Von 1992 bis 2001 stand erstmals eine Frau an der Spitze des Gerichts, die Präsidentin des Oberlandesgerichts München Hildegund Holzheid.
Verfassungsrechtliche Grundlagen
Die Befugnisse und Aufgaben des Bayerischen Verfassungsgerichtshofs sind im 5. Abschnitt des Ersten Hauptteils der Bayerischen Verfassung geregelt.
Der Verfassungsgerichtshof ist das oberste Gericht für staatsrechtliche Fragen und entscheidet über
- Anklagen gegen Mitglieder der Bayerischen Staatsregierung oder des Bayerischen Landtags
- den Ausschluss von Wählergruppen von der Wahl und die Gültigkeit der Wahl
- Normenkontrollklagen und Verfassungsbeschwerden betreffend die Landesverfassung
- Organstreitigkeiten zwischen den obersten Staatsorganen
Darüber hinaus besteht mit der Popularklage für jeden Bürger in Bayern die Möglichkeit, Klage gegen Landesgesetze, Rechtsvorschriften oder Verordnungen vor dem Verfassungsgerichtshof zu erheben, auch ohne selbst betroffen zu sein.[3]

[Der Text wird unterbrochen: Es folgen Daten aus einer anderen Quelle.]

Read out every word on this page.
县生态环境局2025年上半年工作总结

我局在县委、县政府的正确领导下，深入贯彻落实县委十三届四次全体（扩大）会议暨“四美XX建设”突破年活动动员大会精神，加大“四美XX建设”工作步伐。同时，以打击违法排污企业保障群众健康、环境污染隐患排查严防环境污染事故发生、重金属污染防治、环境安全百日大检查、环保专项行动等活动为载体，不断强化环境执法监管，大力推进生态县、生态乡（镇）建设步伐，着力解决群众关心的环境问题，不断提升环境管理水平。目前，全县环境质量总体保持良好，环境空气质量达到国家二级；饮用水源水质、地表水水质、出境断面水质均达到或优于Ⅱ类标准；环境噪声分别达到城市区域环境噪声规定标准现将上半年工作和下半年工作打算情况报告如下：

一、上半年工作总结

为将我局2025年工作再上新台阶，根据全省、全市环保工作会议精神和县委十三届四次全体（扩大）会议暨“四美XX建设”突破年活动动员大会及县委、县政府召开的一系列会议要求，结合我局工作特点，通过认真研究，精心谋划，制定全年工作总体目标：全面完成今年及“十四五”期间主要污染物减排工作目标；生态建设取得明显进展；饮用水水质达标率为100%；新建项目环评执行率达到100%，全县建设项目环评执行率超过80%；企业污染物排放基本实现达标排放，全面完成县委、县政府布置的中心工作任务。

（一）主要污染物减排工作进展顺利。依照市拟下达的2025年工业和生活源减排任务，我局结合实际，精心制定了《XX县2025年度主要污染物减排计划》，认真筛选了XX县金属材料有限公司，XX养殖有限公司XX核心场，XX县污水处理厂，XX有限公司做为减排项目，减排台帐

Präsident, Mitglieder und Richterwahl
Der Bayerische Verfassungsgerichtshof besteht aus dem Präsidenten, 22 berufsrichterlichen Mitgliedern, 15 weiteren Mitgliedern und deren Vertretern. Der Präsident muss aus den Präsidenten der bayerischen Oberlandesgerichte gewählt werden; seit 1959 fiel die Wahl stets auf den Präsidenten oder die Präsidentin des Oberlandesgerichts München. Seit 2021 fungiert daher Hans-Joachim Heßler als Präsident des Bayerischen Verfassungsgerichtshofs. Protokollarisch nimmt der Verfassungsgerichtspräsident den dritthöchsten Rang im Freistaat ein, nach Ministerpräsident und Landtagspräsident.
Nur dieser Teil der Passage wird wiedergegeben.